Coach Fisher was also the Head Boys' Basketball Coach and Associate Athletic Director at University Lab School from 1997-2008. His teams won Louisiana High School Class AA State Championships in 2002 and 2004. He was selected district coach of the year four times (1998, 2002 – 2004) and state coach of the year in 2004. His 2004 team finished ranked # 17 nationally.
Coach Ari Fisher
Afishe@lsu.edu or email@example.com
I was high school coach of Glen 'Big Baby' Davis. He led our program to two state titles and secure the first (and only) national ranking for any team sport in school history.
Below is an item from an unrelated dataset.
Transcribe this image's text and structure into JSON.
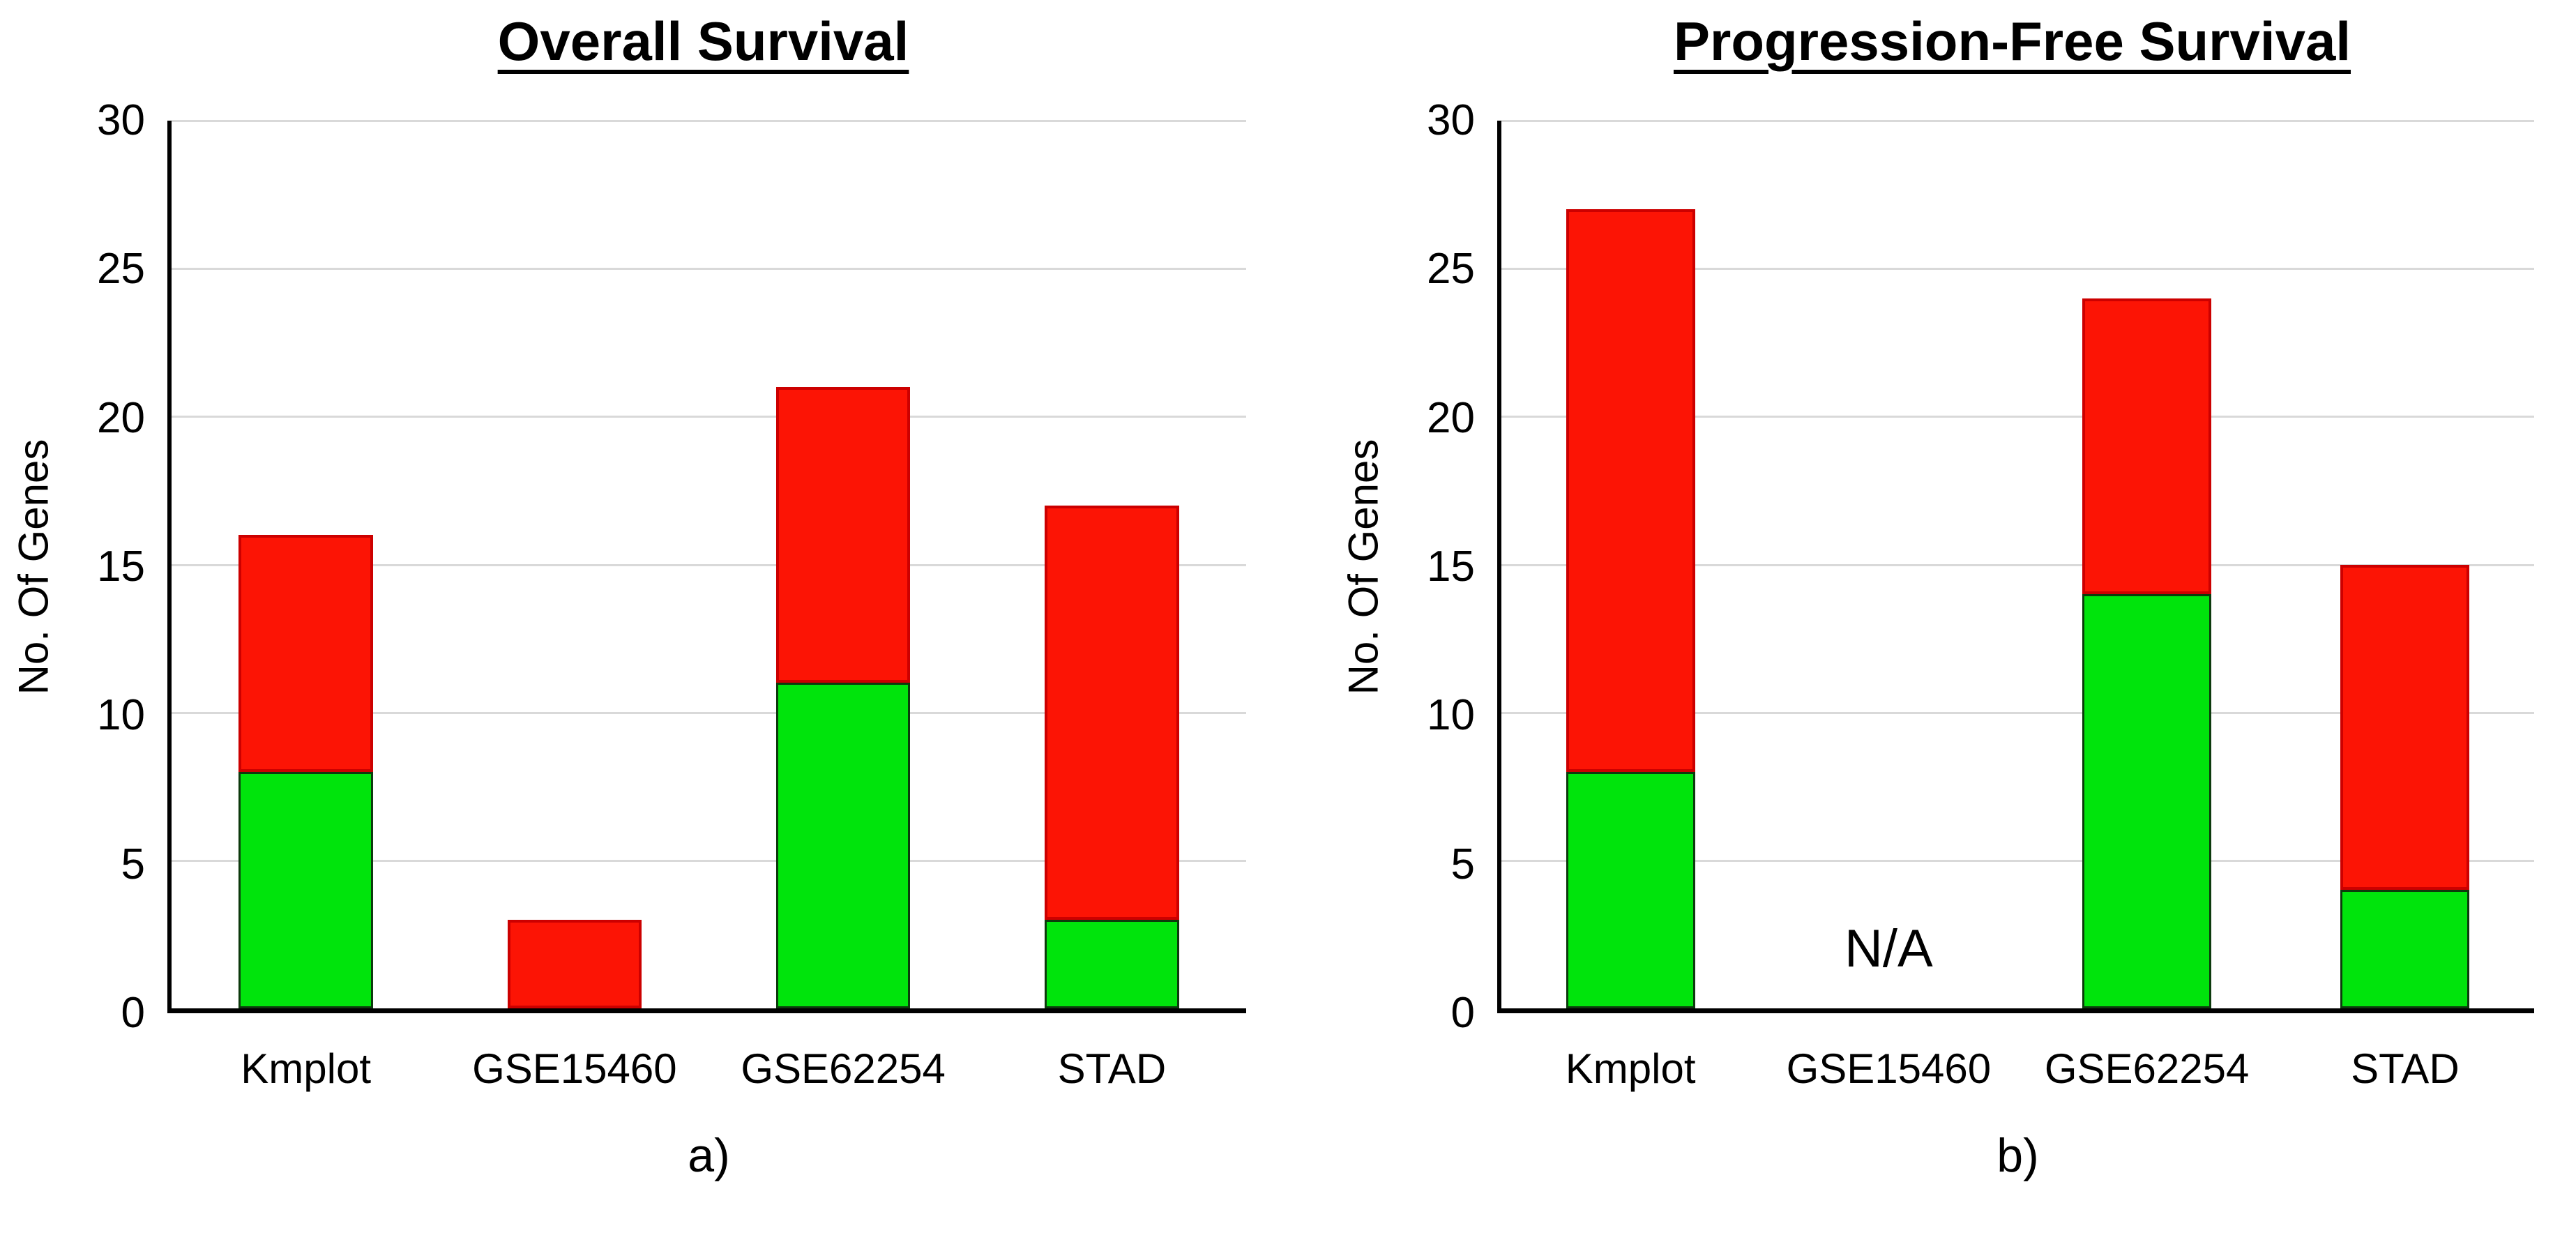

Glen had a stellar career at LSU; becoming one of the best to ever play for the Tigers. He was gifted athletically and possessed a high basketball IQ. However, what set him apart and became his most valuable attribute (according to NBA scouts who talked to me) was his impeccable footwork for someone his size and at his position.
TIPS: All shots should be made 'clean' (no sound of rim). Sets should be 10-25 repetitions depending on the age and skill level of player. Use provided language in quotations to talk players through the foot movements.
Progression stage (A) - "STEP-SLIDE-SHOT"
Player under net looking at feet; ball at chin with elbows out. Then WITHOUT a dribble, player takes one giant step to the right and slides left foot over shooting a two hand power lay-up.
Player jumps to get ball out of net with both hands and lands with both feet hitting floor at the same exact time.
Player is under net again and does same footwork/shot to the left side.
One repetition = executing one to each side- right and left.
Progression stage (B) - "STEP-SLIDE DRIBBLE-SHOT"
Player repeats stage 'A' except he/she dribbles.
Progression stage (C) - "STEP-POUND SLIDE-SHOT"
Player repeats stage 'B' except instead of a dribble, player pounds ball on the floor as hard as possible (hands never leave the ball until the player shoots).
Player jumps to get ball out of net with both hands, lands on both feet and repeats movements on the left side.
Progression stage (D)
Player repeats stages A-B-C except he/she has eyes on the goal every repetition.
Progression stage (E) - "STEP-HOP-SHOT"
Player looks at feet, keeps ball at chin with elbows out; takes one giant step right then hops to the side instead of sliding the left foot. The idea is to side hop a distance long enough to shoot a power lay-up after landing on the ground with both feet at the exact same time.
Player then retrieves ball out of net with two hands and lands on both feet the exact same time.
Player repeats movements to left side.
Progression stage (F) - "STEP DRIBBLE-HOP-SHOT"
Player repeats stage 'D' adding a dribble
Progression stage (G) - "STEP POUND-HOP-SHOT"
Player repeats movements using a power dribble which should not come past the knees.
Progression stage (H)
Player repeats stages E-F-G except he/she has eyes on the goal every repetition. It would be remiss if I did not credit a myriad of smarter and more experienced coaches/personal fitness trainers for answering my questions about their techniques or drills and possible modifications for basketball players for both genders, any level skill set, and age. The progression is simply a way of organizing what others created tailed for my personal coaching goals and objectives. Any player could have perfect fundamentals yet will never reach his/her potential without superior footwork to augment their effectiveness.